During the Revival of Learning education was humanistic. Its ideal was art. The historical life which corresponded to this ideal was the individualism of our Italian Renaissance. After the Counter Reformation, art, which is individuality in abstract subjectivity, was abandoned to itself, and inevitably decayed in the cult of lifeless form; it became barren in the imitations of classical art considered as final perfection, to which the individual might raise himself but beyond which he could not possibly proceed. Art 242 became thus the negation of originality, and of that subjective autonomy of which it naturally should be the most enhancing expression. So that classicism up to the Romantic Revolt remained the cultural form of a society submissive to the principle of authority and religiously oriented. These conditions favoured the study of the science of nature, which to the extent that it is governed by the naturalistic principle is a manifestation of religiosity. The devotee of natural science speaks in fact of his Nature with an agnostic reverence similar to that professed by the saint in the worship of God. Nature, which alone he knows, becomes the object before which the subject, Man, disappears. But as science progresses, the need of shaking the principle of authority makes itself felt; the accepted truths of nature are subjected to criticism; the power of doubting is reintroduced, and the subject again reasserts itself. So the advancement of natural science has gradually turned humanity away from the shrines of naturalistic science. When naturalism opposed the claims of religion, it ceased to be the science of nature, and became philosophy. This influenced the scientific spirit in its clash with religious dogmas, and restored to it the consciousness of the moment of subjectivity which had been forgotten. The ideal of culture, which prevailed in the nineteenth century with the triumph of positivism, was science, naturalism, and therefore religion. It is now high time that the two 243 opposed elements be joined and united, and that the school be neither abstractly humanistic in the pursuit of Art nor abstractly religious and scientific, but that it be made what it is ideally, and what it is also in practice when it efficaciously educates—the philosophic school.


As each one has a different path to follow in this world, each one will accordingly have his own education. But all paths converge to one point, where we all gather to lead in common that universal life which alone makes us men. And as we meet at this centre, we must understand each other, and should be able therefore to speak the same language, the language of the spirit. We are compelled by an irresistible need to live this common life, and together to constitute one sole spirit. But this end we shall never attain if man, who ought to be entire and complete, acts as a mere fragment,—such fragment, for example, as the æsthete, or the superstitious worshipper, or the star gazer, always unaware of the pit under his feet. If we continue in this state, in which one man clings to the superstition of mathematics, another idolises entomology, a third worships physics, and so on indefinitely, if man insists on fencing off his little piece of this “thrashing-floor that makes us cruel,” knowing no other man but himself, feeling no needs other than his own, then war will break out. Not a disciplined 244 war, governed by a law, by an idea, by reason, of which it is the life; but a war of every man against his brother,—the anarchistic uprising, the disintegration of the spirit, and the stern suffering which is true misery.

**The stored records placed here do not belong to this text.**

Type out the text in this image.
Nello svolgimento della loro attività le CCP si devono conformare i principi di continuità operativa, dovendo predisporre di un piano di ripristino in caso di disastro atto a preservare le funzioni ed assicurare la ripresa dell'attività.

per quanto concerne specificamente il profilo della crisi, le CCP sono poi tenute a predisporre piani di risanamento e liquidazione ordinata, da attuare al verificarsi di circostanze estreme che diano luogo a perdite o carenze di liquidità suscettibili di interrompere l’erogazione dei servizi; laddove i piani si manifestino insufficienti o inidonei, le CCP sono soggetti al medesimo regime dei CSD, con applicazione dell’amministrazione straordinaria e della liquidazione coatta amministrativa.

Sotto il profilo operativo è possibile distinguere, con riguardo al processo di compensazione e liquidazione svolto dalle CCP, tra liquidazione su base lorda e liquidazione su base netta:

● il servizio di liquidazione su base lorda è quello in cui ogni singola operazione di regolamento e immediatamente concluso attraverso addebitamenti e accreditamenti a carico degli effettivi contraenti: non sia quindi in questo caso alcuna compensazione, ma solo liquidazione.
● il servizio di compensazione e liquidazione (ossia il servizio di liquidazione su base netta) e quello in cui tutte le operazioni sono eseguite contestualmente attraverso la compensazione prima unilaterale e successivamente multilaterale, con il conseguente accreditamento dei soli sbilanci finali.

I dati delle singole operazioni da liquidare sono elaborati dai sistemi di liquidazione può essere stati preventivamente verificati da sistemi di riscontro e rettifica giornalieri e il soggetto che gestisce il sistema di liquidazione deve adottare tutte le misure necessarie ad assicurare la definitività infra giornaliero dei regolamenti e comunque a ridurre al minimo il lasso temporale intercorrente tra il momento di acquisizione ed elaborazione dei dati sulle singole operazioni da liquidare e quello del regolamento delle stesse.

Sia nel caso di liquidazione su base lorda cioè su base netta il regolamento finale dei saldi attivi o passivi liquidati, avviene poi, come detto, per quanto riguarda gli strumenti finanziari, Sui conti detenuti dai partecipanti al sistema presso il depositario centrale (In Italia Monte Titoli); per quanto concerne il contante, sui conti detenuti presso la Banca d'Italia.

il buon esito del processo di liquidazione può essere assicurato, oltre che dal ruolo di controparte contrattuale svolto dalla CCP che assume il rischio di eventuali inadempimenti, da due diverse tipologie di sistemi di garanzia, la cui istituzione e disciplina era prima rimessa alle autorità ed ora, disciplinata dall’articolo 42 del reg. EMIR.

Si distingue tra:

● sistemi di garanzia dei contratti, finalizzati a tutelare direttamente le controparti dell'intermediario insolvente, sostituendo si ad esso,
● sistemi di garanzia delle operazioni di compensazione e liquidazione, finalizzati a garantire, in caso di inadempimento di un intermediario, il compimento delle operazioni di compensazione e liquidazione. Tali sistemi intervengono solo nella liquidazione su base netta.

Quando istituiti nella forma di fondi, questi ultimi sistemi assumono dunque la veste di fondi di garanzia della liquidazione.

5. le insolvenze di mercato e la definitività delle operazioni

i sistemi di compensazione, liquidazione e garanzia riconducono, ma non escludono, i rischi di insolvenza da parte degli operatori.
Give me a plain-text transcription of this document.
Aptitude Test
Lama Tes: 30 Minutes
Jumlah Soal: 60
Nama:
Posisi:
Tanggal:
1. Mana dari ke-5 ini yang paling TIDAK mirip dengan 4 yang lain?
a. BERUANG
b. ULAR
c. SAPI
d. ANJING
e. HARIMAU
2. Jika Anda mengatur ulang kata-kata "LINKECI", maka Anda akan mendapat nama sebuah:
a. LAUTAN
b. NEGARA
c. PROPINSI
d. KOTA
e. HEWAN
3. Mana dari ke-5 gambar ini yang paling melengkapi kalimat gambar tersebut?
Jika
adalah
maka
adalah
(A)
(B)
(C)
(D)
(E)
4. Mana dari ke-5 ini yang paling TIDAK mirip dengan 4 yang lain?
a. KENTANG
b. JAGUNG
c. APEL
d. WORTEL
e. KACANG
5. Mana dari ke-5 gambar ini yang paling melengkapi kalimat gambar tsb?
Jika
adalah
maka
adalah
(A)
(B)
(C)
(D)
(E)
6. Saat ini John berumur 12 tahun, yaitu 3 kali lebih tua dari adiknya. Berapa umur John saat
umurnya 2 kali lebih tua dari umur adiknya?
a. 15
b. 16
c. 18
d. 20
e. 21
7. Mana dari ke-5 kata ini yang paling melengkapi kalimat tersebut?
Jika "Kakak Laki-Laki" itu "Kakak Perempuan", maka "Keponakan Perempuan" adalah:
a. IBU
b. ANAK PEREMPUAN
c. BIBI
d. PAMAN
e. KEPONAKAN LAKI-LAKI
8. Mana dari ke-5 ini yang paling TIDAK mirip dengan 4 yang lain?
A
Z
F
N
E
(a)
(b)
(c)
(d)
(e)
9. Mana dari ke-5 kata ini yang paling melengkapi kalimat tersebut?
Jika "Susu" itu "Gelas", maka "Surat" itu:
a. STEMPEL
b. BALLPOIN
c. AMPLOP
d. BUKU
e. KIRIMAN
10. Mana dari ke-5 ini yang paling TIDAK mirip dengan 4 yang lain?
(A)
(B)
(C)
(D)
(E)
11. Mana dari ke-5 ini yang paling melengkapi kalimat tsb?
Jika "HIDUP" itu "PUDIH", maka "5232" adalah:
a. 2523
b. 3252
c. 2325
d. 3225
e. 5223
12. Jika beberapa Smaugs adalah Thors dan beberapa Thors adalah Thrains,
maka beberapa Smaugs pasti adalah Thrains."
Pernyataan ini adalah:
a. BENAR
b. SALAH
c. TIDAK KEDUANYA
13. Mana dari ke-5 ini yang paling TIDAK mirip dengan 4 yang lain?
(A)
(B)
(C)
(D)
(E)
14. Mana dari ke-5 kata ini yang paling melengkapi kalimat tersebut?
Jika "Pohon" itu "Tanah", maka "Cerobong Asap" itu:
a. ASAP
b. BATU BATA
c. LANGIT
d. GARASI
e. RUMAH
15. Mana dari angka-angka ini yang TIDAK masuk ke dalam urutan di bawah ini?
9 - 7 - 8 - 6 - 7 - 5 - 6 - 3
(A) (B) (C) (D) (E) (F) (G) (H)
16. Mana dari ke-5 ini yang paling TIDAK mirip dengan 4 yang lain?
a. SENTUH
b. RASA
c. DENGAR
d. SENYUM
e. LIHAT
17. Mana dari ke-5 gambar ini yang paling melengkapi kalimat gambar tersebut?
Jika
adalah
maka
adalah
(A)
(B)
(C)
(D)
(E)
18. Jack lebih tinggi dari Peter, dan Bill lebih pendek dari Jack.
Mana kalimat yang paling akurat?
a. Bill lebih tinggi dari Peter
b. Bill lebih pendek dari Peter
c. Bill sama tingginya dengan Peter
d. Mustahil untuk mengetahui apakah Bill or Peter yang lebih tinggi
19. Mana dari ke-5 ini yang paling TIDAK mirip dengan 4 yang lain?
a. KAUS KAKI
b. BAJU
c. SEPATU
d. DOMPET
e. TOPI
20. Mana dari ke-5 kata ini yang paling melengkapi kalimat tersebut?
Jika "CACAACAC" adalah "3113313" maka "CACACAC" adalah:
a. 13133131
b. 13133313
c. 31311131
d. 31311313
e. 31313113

The dislike for the purus mathematicus[5] is traditional. But whether he be a mathematician, or a priest, or an economist, or a dentist, or a poet, or a street cleaner, man as a fragment of humanity is a nuisance.

We want mathematics, but we want it in the man. And the same for religion, economics, poetry, and all the rest. Otherwise we suffocate, and die stifled. For all these are things, but there is no life; and things oppress us and kill us. Therefore let us spiritualise things by reviving the spirit. Let us release it, that it may freely move in the organic unity of nature. Let us train it so that its strength, agility, balance, and all around development shall be able to control all its dependent functions, which can be successfully carried on only on condition that they agree, and collaborate toward common life. And this is what I call philosophy.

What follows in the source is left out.